We now live in a world of consumer choice, where it doesn’t matter if your brand is the best known any more. It comes down to what the customer can get, what you’re offering and how you are going about offering it to them. The impact of consumer engagement largely impacts on a brand welfare, and investing more time in listening to your customers and engaging in their needs and wants is something that shouldn’t be dismissed as a challenger brand attitude. Advertising in more conventional ways now is seen as less important, with a mass importance being put on digital marketing and social media. Brand design and identity is also key to a challenger brand becoming successful.
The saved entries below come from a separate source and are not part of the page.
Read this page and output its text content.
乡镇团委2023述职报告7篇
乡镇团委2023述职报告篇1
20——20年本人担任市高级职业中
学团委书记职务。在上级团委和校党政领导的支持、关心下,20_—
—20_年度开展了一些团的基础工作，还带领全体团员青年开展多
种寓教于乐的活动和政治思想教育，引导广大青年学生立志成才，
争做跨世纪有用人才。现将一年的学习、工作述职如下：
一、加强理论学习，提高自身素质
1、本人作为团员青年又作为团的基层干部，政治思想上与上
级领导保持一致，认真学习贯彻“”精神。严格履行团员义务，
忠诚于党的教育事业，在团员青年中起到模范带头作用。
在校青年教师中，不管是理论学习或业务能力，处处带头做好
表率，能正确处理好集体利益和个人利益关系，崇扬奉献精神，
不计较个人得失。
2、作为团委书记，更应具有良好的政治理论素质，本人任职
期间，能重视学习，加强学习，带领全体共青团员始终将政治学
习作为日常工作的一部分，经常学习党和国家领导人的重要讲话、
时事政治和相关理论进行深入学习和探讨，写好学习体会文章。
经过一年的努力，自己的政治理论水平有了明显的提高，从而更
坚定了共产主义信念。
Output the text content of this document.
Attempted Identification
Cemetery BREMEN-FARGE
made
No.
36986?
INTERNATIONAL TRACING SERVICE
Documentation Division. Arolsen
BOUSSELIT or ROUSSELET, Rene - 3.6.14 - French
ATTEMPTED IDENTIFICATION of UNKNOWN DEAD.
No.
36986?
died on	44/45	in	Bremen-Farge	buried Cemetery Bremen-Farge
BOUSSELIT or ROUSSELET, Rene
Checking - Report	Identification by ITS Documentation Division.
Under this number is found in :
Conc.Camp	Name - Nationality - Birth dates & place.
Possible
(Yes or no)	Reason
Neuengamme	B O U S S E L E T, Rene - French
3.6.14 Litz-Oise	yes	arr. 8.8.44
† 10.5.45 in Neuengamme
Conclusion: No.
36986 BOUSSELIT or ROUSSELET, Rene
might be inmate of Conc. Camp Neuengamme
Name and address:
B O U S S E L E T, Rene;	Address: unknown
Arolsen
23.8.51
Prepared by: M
If you miss the mark here, chances are, you’ll miss it altogether. I call challengers ‘rogues’ as they tend to be more daring in their marketing and strategy of gathering a following. Take Red Bull; ‘gives you wings’ was taken to a whole new level when Felix decided to free-fall skydive from a world-record breaking 128,000 feet! As a challenger brand, forward thinking and that extra pinch of dynamic belief has helped propel Red Bull forward in the energy drink stakes.
Not conforming to the same attitudes as their competitors is a challenger’s main aspect in staying a challenger. A ‘me too’ attitude would only end up in the generic failure of a company and brand, so standing out and sitting up to listen to how your competitor does things is a great way to learn…but then turn it on it’s head completely and think way outside the box and you may be on to a winning challenger brand.